Religion
- Affiliation: Reform Judaism
- Ecclesiastical or organizational status: Synagogue
- Ownership: Kehilat Halev
- Leadership: Rabbi Meir Azari; Rabbi Galia Sadan;
- Status: Active

Location
- Location: Tel Aviv
- Country: Israel

Architecture
- Funded by: Gerard and Ruth Daniel
- Completed: 1991

Website
- beit-daniel.org.il

= The Daniel Centers =

Reform Jewish organization and synagogue in Tel Aviv, Israel

The Daniel Centers for Progressive Judaism is a Reform Jewish congregation and synagogue based in Tel Aviv, Israel. The Daniel Centers consist of the Beit Daniel synagogue and Kehilat Halev congregation in Tel Aviv and the Mishkenot Ruth Daniel hostel and community center in Jaffa. The Beit Daniel synagogue was established in 1991.

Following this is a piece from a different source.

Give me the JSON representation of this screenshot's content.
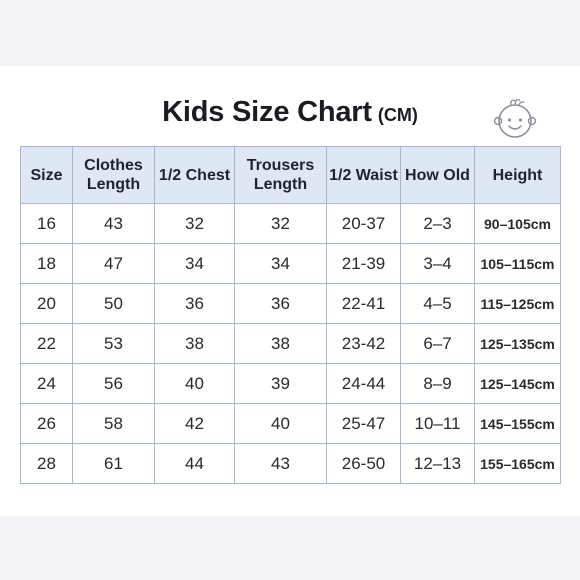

The current rabbis are Rabbi Meir Azari and Rabbi Galia Sadan.

== History ==
The Daniel Centers were founded by Gerard and Ruth Daniel, a business family of German birth who had migrated to the United States and established a firm in the aerospace technology business and later a real estate business in Florida. While living in the United States, the Daniels became involved in Reform Jewish causes, with Gerard becoming president of the World Union for Progressive Judaism and Ruth concurrently becoming treasurer of the organization from 1980 to 1988. The family established the Beit Daniel synagogue in 1991, and later the Mishkenot Ruth Daniel in 2007 following Ruth's death. The Beit Daniel synagogue's construction went up against legal opposition, with the family fighting up to the Supreme Court of Israel for the right to build the synagogue.

Journalist and former Finance Minister Yair Lapid, who identifies as hiloni, has written extensively of his frequent attendance and experience at Beit Daniel.